After you’ve been treated following a car accident, you may be wondering how you will be paying for the medical bills and other expenses. In Minnesota, how your medical bills are paid will depend on specific circumstances unique to your crash.

No-Fault PIP Insurance

Minnesota follows a no-fault system requiring auto insurance policies to automatically include Personal Injury Protection (PIP) coverage. This means that accident victims can have damages covered by their own auto insurance regardless of who was at fault for the accident. After a collision, those involved will notify their insurance company and will receive a minimum of up to $20,000 in PIP coverage for medical care and up to $20,000 for wage loss/replacement.
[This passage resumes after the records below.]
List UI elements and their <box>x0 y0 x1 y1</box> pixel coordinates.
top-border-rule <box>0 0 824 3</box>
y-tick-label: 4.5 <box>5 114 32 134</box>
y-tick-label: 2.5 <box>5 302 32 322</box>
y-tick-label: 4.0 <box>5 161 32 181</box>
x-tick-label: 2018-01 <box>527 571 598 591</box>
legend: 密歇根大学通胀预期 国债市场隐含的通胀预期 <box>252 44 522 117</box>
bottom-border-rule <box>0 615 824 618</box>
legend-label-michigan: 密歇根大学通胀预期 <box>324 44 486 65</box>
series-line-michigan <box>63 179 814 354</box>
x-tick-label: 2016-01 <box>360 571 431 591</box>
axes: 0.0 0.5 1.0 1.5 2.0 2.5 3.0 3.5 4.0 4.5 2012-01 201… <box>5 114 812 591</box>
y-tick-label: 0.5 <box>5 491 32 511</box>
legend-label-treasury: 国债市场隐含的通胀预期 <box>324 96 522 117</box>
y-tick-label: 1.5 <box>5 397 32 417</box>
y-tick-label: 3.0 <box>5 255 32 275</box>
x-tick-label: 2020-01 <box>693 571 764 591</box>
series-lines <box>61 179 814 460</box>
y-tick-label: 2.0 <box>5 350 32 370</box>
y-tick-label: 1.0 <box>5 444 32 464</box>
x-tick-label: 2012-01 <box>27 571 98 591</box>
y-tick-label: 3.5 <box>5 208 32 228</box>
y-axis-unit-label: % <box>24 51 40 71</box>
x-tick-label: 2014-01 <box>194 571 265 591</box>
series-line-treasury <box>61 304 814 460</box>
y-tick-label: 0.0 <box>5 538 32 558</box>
More specifically, PIP will cover

  • Medical expenses at least up to $20,000, including ambulance, acute care, chiropractic, surgery, rehab services, hospitalizations, prescriptions, etc.
  • 85% of an injured person’s gross income up to a maximum of $500 per week, up to $20,000 total (or more depending on your policy)
  • Cost of a substitute employee to cover work of self-employed person
  • Cost of covering household chores performed by an injured homemaker

In most cases, the car owner only needs to report the accident to their insurer to have medical bills and lost wages paid for anyone injured in the car.

Workers’ Compensation

If your car accident occurred while working, then workers’ compensation will kick in first to cover medical bills. In Minnesota, you typically have the right to choose the doctor who will treat you for a work injury. However, if your employer participates in a certified managed care plan, then you may have to be treated by a doctor or clinic that is part of the plan’s network. When you see a healthcare provider, it is important to tell them the treatment is for a work-related injury. Keep track of any out-of-pocket medical expenses which can be reimbursed later.

Medical Insurance

Once your PIP coverage is exhausted, your regular health insurance will cover a portion of your medical bills just as it would for any other type of injury. Unfortunately, that means you will be responsible for your deductible and any co-pays. However, if another party was responsible for the accident, you might be able to seek reimbursement.

The At-Fault Party

When another party is at fault for a car accident and certain injury thresholds are met, you can sue the at-fault party for further compensation. The state allows you to step outside of the no-fault system if the crash resulted in:

  • A permanent injury or disfigurement;
  • More than $4,000 in medical expenses, services, or products (not including diagnostics like x-rays or MRIs);
  • A disability lasting for more than 60 days; or,
  • Death

Whether you file an injury claim with the at-fault party’s auto insurer or file a lawsuit, the medical bills which were not covered can be included in your claim. Minnesota requires these minimums of liability coverage: $30,000 per covered person, $60,000 per accident.

How Can An Attorney Help Collect Damages for an Accident in Minnesota?

Battling to collect the money you need on top of extensive injuries can be incredibly stressful after a car accident. With a car accident attorney on your side, they will handle every aspect of your claim for you. That means they will file all necessary paperwork by the deadlines, gather the evidence you need to prove fault, and document your medical bills and other expenses. While you focus on your recovery, you can have peace of mind knowing an attorney will be negotiating with the insurance companies and assessing all of your legal options to ensure you are fairly compensated.